Both France’s AXA Group and Germany’s Allianz AG, the world’s two largest insurance groups, raised their original estimates of potential losses from the terrorist attacks of Sept. 11 in the U.S. (See IJ Website Sept. 14) AXA’s net pretax loss after reinsurance payments will be around $550 million, and Allianz expects claims from all sources will exceed € 1 billion ($915 million).
The new estimates were released just as news came in that a chemical factory, owned by the petroleum group Total Elf Fina, in Toulouse in Southwestern France, had exploded with heavy loss of life. Latest reports indicated that at least 30 workers had perished, over 800 people in the factory and the surrounding area had been hospitalized, and some 50 more were reported missing. The blast, which was recorded by seismographs as far away as Paris, leveled the factory, which produced chemical fertilizers, and severely damaged many surrounding structures. Investigators have not yet determined the cause of the explosion, but have indicated that they’ve found no evidence of a terrorist act.

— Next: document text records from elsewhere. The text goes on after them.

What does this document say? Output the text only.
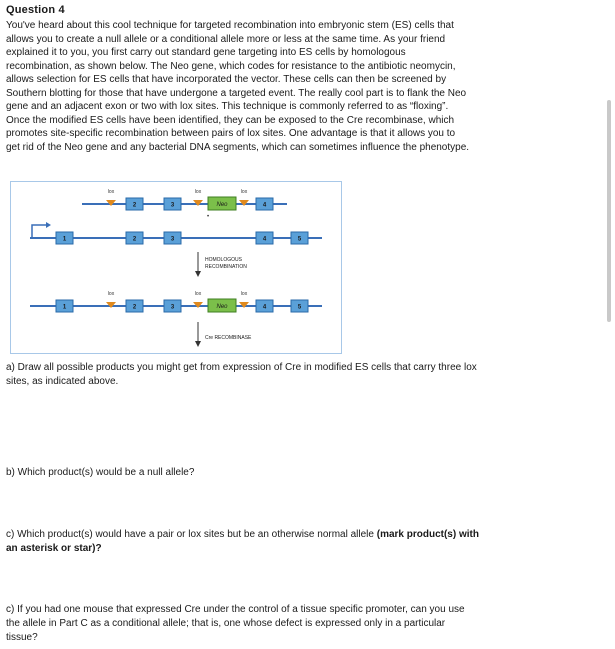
Question 4

You've heard about this cool technique for targeted recombination into embryonic stem (ES) cells that

allows you to create a null allele or a conditional allele more or less at the same time. As your friend

explained it to you, you first carry out standard gene targeting into ES cells by homologous

recombination, as shown below. The Neo gene, which codes for resistance to the antibiotic neomycin,

allows selection for ES cells that have incorporated the vector. These cells can then be screened by

Southern blotting for those that have undergone a targeted event. The really cool part is to flank the Neo

gene and an adjacent exon or two with lox sites. This technique is commonly referred to as “floxing”.

Once the modified ES cells have been identified, they can be exposed to the Cre recombinase, which

promotes site-specific recombination between pairs of lox sites. One advantage is that it allows you to

get rid of the Neo gene and any bacterial DNA segments, which can sometimes influence the phenotype.

lox
2	3
lox
Neo
lox
4
•
1	2	3	4	5
HOMOLOGOUS
RECOMBINATION
1
lox
2	3
lox
Neo
lox
4	5
Cre RECOMBINASE

a) Draw all possible products you might get from expression of Cre in modified ES cells that carry three lox

sites, as indicated above.

b) Which product(s) would be a null allele?

c) Which product(s) would have a pair or lox sites but be an otherwise normal allele (mark product(s) with

an asterisk or star)?

c) If you had one mouse that expressed Cre under the control of a tissue specific promoter, can you use

the allele in Part C as a conditional allele; that is, one whose defect is expressed only in a particular

tissue?
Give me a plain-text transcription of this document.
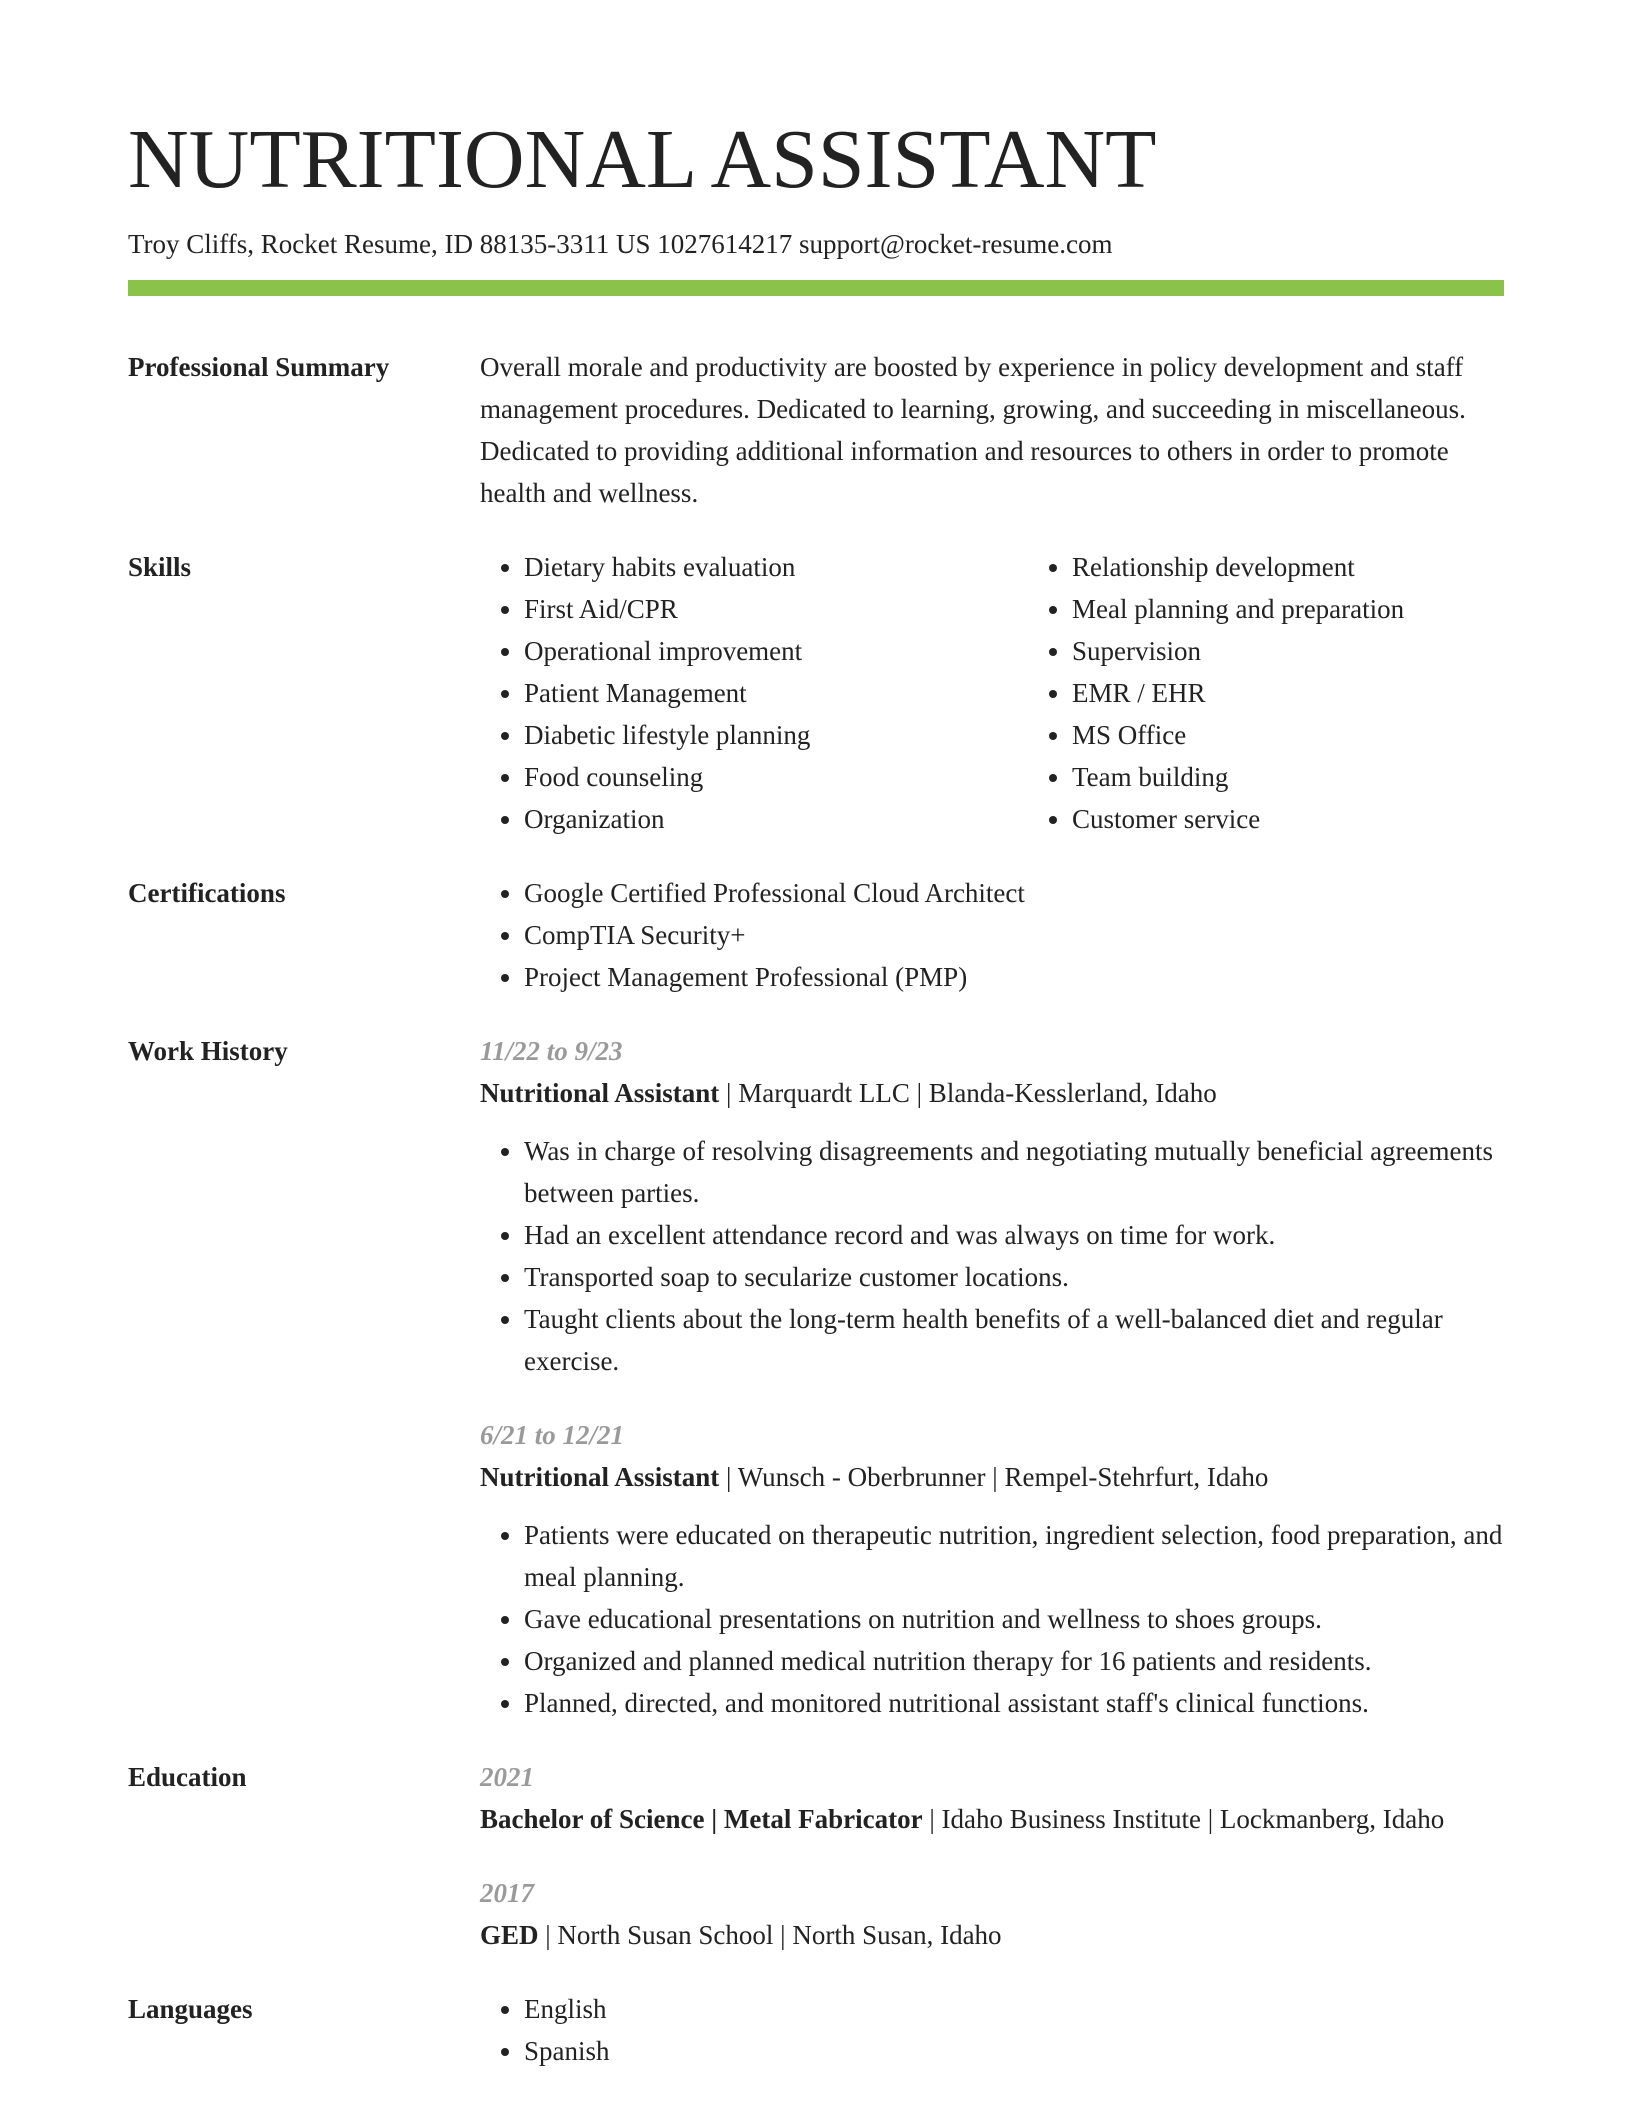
NUTRITIONAL ASSISTANT
Troy Cliffs, Rocket Resume, ID 88135-3311 US 1027614217 support@rocket-resume.com
Professional Summary	Overall morale and productivity are boosted by experience in policy development and staff management procedures. Dedicated to learning, growing, and succeeding in miscellaneous. Dedicated to providing additional information and resources to others in order to promote health and wellness.
Skills	• Dietary habits evaluation
• First Aid/CPR
• Operational improvement
• Patient Management
• Diabetic lifestyle planning
• Food counseling
• Organization
• Relationship development
• Meal planning and preparation
• Supervision
• EMR / EHR
• MS Office
• Team building
• Customer service
Certifications	• Google Certified Professional Cloud Architect
• CompTIA Security+
• Project Management Professional (PMP)
Work History	11/22 to 9/23
Nutritional Assistant | Marquardt LLC | Blanda-Kesslerland, Idaho
• Was in charge of resolving disagreements and negotiating mutually beneficial agreements between parties.
• Had an excellent attendance record and was always on time for work.
• Transported soap to secularize customer locations.
• Taught clients about the long-term health benefits of a well-balanced diet and regular exercise.
6/21 to 12/21
Nutritional Assistant | Wunsch - Oberbrunner | Rempel-Stehrfurt, Idaho
• Patients were educated on therapeutic nutrition, ingredient selection, food preparation, and meal planning.
• Gave educational presentations on nutrition and wellness to shoes groups.
• Organized and planned medical nutrition therapy for 16 patients and residents.
• Planned, directed, and monitored nutritional assistant staff's clinical functions.
Education	2021
Bachelor of Science | Metal Fabricator | Idaho Business Institute | Lockmanberg, Idaho
2017
GED | North Susan School | North Susan, Idaho
Languages	• English
• Spanish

Neither company has as yet made any preliminary loss estimates, but AXA and Allianz subsidiary AGF are two of France’s largest p/c insurers, and will inevitably bear some of the losses, which appear to be substantial.

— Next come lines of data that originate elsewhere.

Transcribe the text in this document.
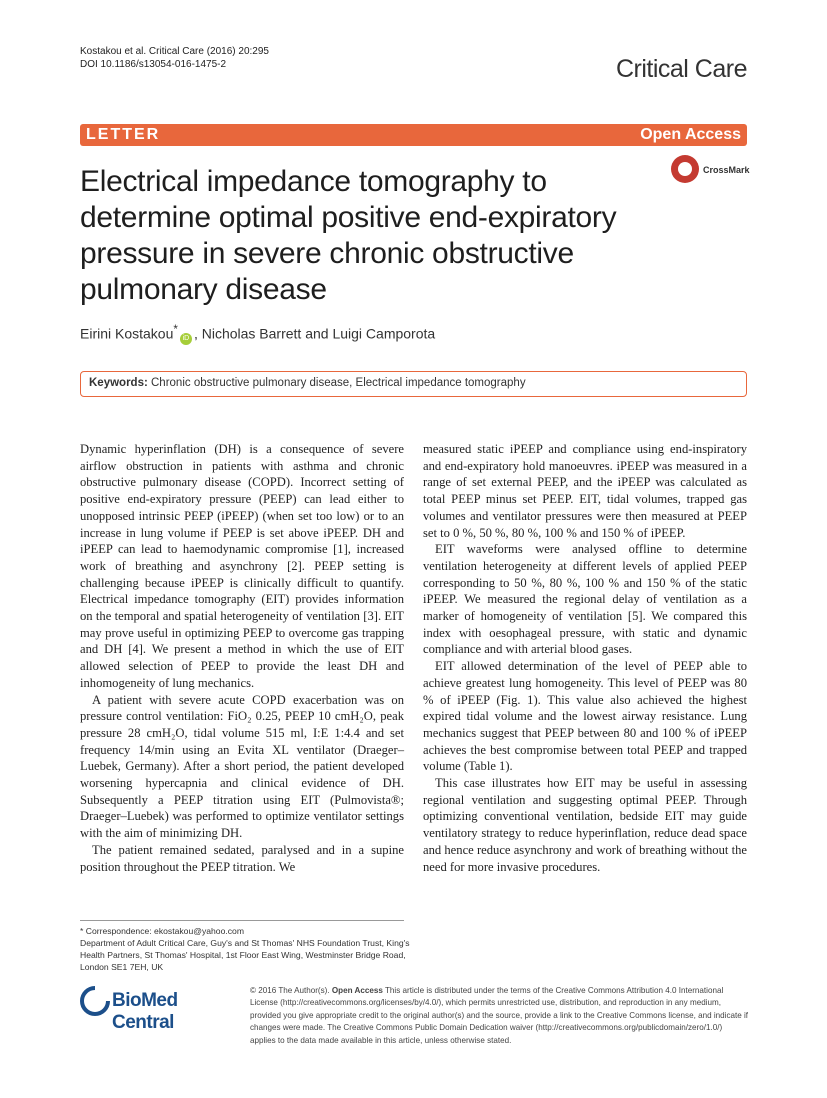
Kostakou et al. Critical Care (2016) 20:295
DOI 10.1186/s13054-016-1475-2	Critical Care
LETTER	Open Access
Electrical impedance tomography to determine optimal positive end-expiratory pressure in severe chronic obstructive pulmonary disease
CrossMark
Eirini Kostakou*iD , Nicholas Barrett and Luigi Camporota
Keywords: Chronic obstructive pulmonary disease, Electrical impedance tomography

Dynamic hyperinflation (DH) is a consequence of severe airflow obstruction in patients with asthma and chronic obstructive pulmonary disease (COPD). Incorrect setting of positive end-expiratory pressure (PEEP) can lead either to unopposed intrinsic PEEP (iPEEP) (when set too low) or to an increase in lung volume if PEEP is set above iPEEP. DH and iPEEP can lead to haemodynamic compromise [1], increased work of breathing and asynchrony [2]. PEEP setting is challenging because iPEEP is clinically difficult to quantify. Electrical impedance tomography (EIT) provides information on the temporal and spatial heterogeneity of ventilation [3]. EIT may prove useful in optimizing PEEP to overcome gas trapping and DH [4]. We present a method in which the use of EIT allowed selection of PEEP to provide the least DH and inhomogeneity of lung mechanics.

A patient with severe acute COPD exacerbation was on pressure control ventilation: FiO₂ 0.25, PEEP 10 cmH₂O, peak pressure 28 cmH₂O, tidal volume 515 ml, I:E 1:4.4 and set frequency 14/min using an Evita XL ventilator (Draeger–Luebek, Germany). After a short period, the patient developed worsening hypercapnia and clinical evidence of DH. Subsequently a PEEP titration using EIT (Pulmovista®; Draeger–Luebek) was performed to optimize ventilator settings with the aim of minimizing DH.

The patient remained sedated, paralysed and in a supine position throughout the PEEP titration. We

measured static iPEEP and compliance using end-inspiratory and end-expiratory hold manoeuvres. iPEEP was measured in a range of set external PEEP, and the iPEEP was calculated as total PEEP minus set PEEP. EIT, tidal volumes, trapped gas volumes and ventilator pressures were then measured at PEEP set to 0 %, 50 %, 80 %, 100 % and 150 % of iPEEP.

EIT waveforms were analysed offline to determine ventilation heterogeneity at different levels of applied PEEP corresponding to 50 %, 80 %, 100 % and 150 % of the static iPEEP. We measured the regional delay of ventilation as a marker of homogeneity of ventilation [5]. We compared this index with oesophageal pressure, with static and dynamic compliance and with arterial blood gases.

EIT allowed determination of the level of PEEP able to achieve greatest lung homogeneity. This level of PEEP was 80 % of iPEEP (Fig. 1). This value also achieved the highest expired tidal volume and the lowest airway resistance. Lung mechanics suggest that PEEP between 80 and 100 % of iPEEP achieves the best compromise between total PEEP and trapped volume (Table 1).

This case illustrates how EIT may be useful in assessing regional ventilation and suggesting optimal PEEP. Through optimizing conventional ventilation, bedside EIT may guide ventilatory strategy to reduce hyperinflation, reduce dead space and hence reduce asynchrony and work of breathing without the need for more invasive procedures.

* Correspondence: ekostakou@yahoo.com
Department of Adult Critical Care, Guy's and St Thomas' NHS Foundation Trust, King's Health Partners, St Thomas' Hospital, 1st Floor East Wing, Westminster Bridge Road, London SE1 7EH, UK
BioMed Central
© 2016 The Author(s). Open Access This article is distributed under the terms of the Creative Commons Attribution 4.0 International License (http://creativecommons.org/licenses/by/4.0/), which permits unrestricted use, distribution, and reproduction in any medium, provided you give appropriate credit to the original author(s) and the source, provide a link to the Creative Commons license, and indicate if changes were made. The Creative Commons Public Domain Dedication waiver (http://creativecommons.org/publicdomain/zero/1.0/) applies to the data made available in this article, unless otherwise stated.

AXA indicated that overall claims from the terrorist attacks in the U.S. would approach $1 billion, initially from primary exposure of around $150 million from losses in life insurance, property/casualty and aviation, and subsequent reinsurance claims. The net figure calculates the amount of reinsurance AXA has in place. It estimates $400 million in net losses on “excess coverage on facultative or treaty reinsurance programs on Property risks and from retrocession and assumed business for specific known tranches.”
Allianz raised its estimates after reviewing its possible exposures to business interruption coverage and determining that claims would be significantly higher than it had originally anticipated.